The American Center for Law & Justice is representing Wayne Anderson, who has defied orders to remove his little white cross from his yard in the Village of Tamarind Grove.

Jay Sekulow

Viewers of Fox News and other media know the ACLJ from guest appearances by Jay Sekulow, its chief legal counsel. He also is the personal attorney for President Trump. At the Supreme Court of the United States, Sekulow has argued cases 12 times – including several landmark cases which have become part of the legal landscape in the area of religious liberty litigation.

“Now the ACLJ has come to The Villages to defend the federal and constitutional rights of Villagers,” Anderson said.

The ACLJ on Oct. 7 sent a letter of demand to The Villages Community Standards Department claiming that Florida’s Friendliest Home is in violation of federal law by selectively enforcing deed restrictions, regarding the display of the little white cross, which is considered a lawn ornament. You can see a copy of the letter at this link: Letter from the ACLJ

The ACLJ cites federal law under the Fair Housing Act and federal regulations under Housing and Urban Development to prove the demand.
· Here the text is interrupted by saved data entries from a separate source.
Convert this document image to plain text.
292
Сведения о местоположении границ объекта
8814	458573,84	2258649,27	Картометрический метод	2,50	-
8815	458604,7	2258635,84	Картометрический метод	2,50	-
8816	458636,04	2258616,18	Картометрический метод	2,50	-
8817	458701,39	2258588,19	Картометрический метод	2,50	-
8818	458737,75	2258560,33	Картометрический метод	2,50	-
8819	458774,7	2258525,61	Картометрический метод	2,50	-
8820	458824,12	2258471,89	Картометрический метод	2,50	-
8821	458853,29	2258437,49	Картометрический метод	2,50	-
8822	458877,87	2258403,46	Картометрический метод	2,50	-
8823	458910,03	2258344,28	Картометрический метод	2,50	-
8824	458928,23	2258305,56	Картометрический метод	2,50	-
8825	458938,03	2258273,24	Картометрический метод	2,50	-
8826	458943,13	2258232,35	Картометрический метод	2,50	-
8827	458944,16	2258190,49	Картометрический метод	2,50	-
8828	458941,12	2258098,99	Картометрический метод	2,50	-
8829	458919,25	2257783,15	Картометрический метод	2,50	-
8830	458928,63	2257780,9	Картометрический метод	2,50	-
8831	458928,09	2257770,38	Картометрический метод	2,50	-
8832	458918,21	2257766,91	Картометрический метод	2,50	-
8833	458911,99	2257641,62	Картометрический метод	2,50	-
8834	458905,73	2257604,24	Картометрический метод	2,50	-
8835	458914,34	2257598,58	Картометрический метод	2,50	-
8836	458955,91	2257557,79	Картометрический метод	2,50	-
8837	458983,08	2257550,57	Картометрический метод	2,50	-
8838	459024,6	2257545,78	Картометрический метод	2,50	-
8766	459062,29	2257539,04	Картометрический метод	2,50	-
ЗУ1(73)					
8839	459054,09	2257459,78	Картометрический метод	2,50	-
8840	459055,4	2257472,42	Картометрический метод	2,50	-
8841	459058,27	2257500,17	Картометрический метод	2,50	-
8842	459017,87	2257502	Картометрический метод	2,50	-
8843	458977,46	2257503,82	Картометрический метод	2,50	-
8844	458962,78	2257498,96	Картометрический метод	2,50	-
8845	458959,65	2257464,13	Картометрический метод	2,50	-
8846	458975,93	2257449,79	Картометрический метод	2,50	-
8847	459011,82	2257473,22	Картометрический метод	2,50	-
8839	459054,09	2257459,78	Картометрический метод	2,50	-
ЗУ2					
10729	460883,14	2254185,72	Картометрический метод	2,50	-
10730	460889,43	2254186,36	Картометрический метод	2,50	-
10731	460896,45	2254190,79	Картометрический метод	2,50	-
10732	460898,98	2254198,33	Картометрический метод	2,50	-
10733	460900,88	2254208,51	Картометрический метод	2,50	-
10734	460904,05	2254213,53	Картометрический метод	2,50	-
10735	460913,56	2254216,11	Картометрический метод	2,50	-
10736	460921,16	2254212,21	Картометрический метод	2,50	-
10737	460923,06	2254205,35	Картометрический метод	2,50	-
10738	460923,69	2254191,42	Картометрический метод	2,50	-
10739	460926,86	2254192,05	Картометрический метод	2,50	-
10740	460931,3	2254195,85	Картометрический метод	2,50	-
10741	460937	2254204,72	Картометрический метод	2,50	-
“By law, The Villages cannot allow some homeowners to display lawn ornaments, while prohibiting and punishing others who display them. This is selective enforcement — and it’s against federal and state law,” Anderson said.

This little white cross is on display at the home of Wayne Anderson in the Village of Tamarind Grove.

In August, Anderson defiantly told the Community Development District 8 Board of Supervisors he would not remove his little white cross. At that public hearing, where he was backed up by a crowd of Villagers, Anderson was informed he would be facing $25 daily fines until the cross came down. Anderson received a $700 invoice on Sept. 23.

Anderson’s case was set in motion when Community Standards received an anonymous complaint about his little white cross.

The ACLJ has called on The Villages to end its practice of allowing anonymous complaints to enforce deed regulations.

“This despised practice is not only against The Villages own deed-compliance regulations, but more importantly it is ‘blatantly arbitrary and selective enforcement … in violation of the protections afforded (Villagers) by the United States Constitution,” the ACLJ wrote in its letter.